3. Data Storage and Protection

As the “lifecycle of data” indicates, usually data generated from a research project is not discarded after the results are published. Instead, it would be kept for future research and application. For example, the same dataset might be analyzed with new methods to answer additional research questions, or it might be used by other research groups in different studies. Because of the potential value of existing data, researchers (especially research team leaders and PIs) should develop plans to evaluate, store, and retain the data after a research project is concluded. Ideally, planning for data preservation should take place at the beginning of a project. This plan should specify the methods, techniques, and devices that will be used for storing data, the period of data retention, as well as measures that will be taken to ensure data security.

 

3.1 Methods of data storage

When choosing the proper method for storing research data, one should take into account the scope, format, and volume of the anticipated data as well as the intended length of storage. As we explain in Unit 1, research data includes a broad range of information, such as test results, samples, graphics, experimental procedures, and preliminary analysis. Given the limitations in space, equipment, and personnel, it is likely that only a proportion of the “raw data” will be retained. After analyzing data and publishing the results, a research group should collectively evaluate all the data sets generated in the project and decide which ones should be stored. The selection should be based on assessment of different categories of data (e.g., test results vs. lab notes); one should not pick and choose the “best performing” subsets of data, which will lead to biases in future analysis.

Based on its format, data can be categorized as physical or electronic. Physical data might include material samples, hardcopies of test results, lab notes, written analysis, etc. Material samples should be stored in appropriate containers and sometimes kept in the refrigerator; hardcopies of written data are usually complied in binders and placed in secured cabinets. Electronic data includes any digital files of texts, graphics, tables, audio and video records. Electronic data can be stored on common digital storage devices, such as computer disks, portable hard drives, and CDs. Some data generated in the past is stored on tapes. Recently some researchers prefer to store their data on secured online space. Such service is often enabled by cloud-based technology. While cloud-based service provides convenient access to data, there is risk associated with storing data on the cloud. We discuss this issue later in Data Security.

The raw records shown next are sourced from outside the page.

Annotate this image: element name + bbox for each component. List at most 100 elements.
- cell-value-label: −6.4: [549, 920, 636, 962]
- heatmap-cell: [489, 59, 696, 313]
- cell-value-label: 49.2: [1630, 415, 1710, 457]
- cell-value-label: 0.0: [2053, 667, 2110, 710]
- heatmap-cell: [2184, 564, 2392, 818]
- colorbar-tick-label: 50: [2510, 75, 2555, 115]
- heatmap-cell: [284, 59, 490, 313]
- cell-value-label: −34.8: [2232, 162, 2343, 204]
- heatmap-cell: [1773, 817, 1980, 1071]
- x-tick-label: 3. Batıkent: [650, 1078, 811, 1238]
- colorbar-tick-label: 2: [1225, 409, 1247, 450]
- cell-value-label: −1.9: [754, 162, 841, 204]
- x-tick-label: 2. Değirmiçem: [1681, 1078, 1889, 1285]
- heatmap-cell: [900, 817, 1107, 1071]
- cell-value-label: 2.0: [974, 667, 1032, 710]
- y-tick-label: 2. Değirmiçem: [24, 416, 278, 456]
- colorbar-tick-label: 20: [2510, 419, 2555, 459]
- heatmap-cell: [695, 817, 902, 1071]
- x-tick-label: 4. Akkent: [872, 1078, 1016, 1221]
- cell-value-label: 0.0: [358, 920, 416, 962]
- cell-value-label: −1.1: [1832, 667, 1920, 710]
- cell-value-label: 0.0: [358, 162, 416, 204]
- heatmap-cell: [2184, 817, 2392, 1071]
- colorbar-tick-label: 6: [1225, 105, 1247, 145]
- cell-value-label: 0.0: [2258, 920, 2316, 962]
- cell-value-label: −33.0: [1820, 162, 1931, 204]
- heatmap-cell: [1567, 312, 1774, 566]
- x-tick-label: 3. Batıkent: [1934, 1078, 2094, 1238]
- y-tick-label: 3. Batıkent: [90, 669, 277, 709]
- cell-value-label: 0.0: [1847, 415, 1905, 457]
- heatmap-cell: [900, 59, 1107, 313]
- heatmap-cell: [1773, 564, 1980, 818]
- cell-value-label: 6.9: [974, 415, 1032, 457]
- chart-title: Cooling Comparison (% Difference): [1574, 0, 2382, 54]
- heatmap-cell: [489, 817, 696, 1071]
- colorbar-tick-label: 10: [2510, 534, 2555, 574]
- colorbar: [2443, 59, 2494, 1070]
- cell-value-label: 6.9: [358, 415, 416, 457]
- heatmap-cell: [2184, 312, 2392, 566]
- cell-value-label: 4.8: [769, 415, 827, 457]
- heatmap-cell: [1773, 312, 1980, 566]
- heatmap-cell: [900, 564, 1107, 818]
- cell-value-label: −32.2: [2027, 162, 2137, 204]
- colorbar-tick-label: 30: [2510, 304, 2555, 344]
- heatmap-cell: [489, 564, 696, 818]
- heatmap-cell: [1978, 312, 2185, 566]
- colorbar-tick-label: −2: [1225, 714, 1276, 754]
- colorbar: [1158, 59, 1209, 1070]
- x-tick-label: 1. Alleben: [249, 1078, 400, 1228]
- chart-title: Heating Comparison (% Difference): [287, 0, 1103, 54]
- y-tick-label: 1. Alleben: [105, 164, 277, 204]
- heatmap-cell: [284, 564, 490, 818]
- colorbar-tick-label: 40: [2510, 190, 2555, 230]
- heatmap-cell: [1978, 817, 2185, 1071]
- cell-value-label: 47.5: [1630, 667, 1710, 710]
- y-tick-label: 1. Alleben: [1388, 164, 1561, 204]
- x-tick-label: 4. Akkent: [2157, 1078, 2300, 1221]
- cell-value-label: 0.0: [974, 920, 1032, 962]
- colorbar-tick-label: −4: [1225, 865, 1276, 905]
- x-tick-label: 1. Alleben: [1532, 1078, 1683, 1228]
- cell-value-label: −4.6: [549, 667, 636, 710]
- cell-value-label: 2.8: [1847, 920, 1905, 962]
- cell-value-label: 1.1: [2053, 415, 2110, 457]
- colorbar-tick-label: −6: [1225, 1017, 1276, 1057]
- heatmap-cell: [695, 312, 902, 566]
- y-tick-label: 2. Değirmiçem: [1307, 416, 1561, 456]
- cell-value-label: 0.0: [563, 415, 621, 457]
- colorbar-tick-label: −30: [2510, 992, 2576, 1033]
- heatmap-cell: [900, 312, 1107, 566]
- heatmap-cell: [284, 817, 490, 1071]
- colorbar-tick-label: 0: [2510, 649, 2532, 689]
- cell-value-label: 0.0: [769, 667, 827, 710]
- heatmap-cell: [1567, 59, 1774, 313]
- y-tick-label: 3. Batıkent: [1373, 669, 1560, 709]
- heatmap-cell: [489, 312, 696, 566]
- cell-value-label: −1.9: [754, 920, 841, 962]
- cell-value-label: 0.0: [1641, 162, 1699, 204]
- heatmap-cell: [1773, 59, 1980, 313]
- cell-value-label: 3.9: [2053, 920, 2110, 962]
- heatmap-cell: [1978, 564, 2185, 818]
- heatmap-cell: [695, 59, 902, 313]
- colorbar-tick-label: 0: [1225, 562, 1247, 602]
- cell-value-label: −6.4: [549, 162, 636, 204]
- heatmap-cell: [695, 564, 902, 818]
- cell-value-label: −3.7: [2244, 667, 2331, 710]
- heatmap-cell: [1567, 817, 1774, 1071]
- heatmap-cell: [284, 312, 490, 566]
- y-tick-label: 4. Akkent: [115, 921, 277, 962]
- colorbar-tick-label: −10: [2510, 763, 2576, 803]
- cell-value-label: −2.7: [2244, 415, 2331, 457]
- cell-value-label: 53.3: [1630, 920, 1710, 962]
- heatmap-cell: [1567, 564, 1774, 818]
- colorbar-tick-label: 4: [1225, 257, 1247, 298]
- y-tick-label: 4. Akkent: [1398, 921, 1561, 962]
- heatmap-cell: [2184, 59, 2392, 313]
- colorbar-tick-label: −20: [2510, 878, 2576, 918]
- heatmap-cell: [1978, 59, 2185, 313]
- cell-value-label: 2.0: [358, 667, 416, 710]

The choice of medium for data storage should also take into account their durability. For example, CDs are easy to copy and transport, but their durability is limited. We should also pay attention to the compatibility of a storage device with the development of new digital technology. To prevent accidental loss, it is a good practice to retain multiple copies of important data sets. These copies might be stored on different media for different purposes. For example, CDs might be used for transporting data to other locations, and hard drives can be stored in locked cabinets for long-term preservation. For researchers who deal with large volume of data in multiple formats, it is essential to properly index the stored data, so that a stored data set can be easily located by current as well as future members of the research group.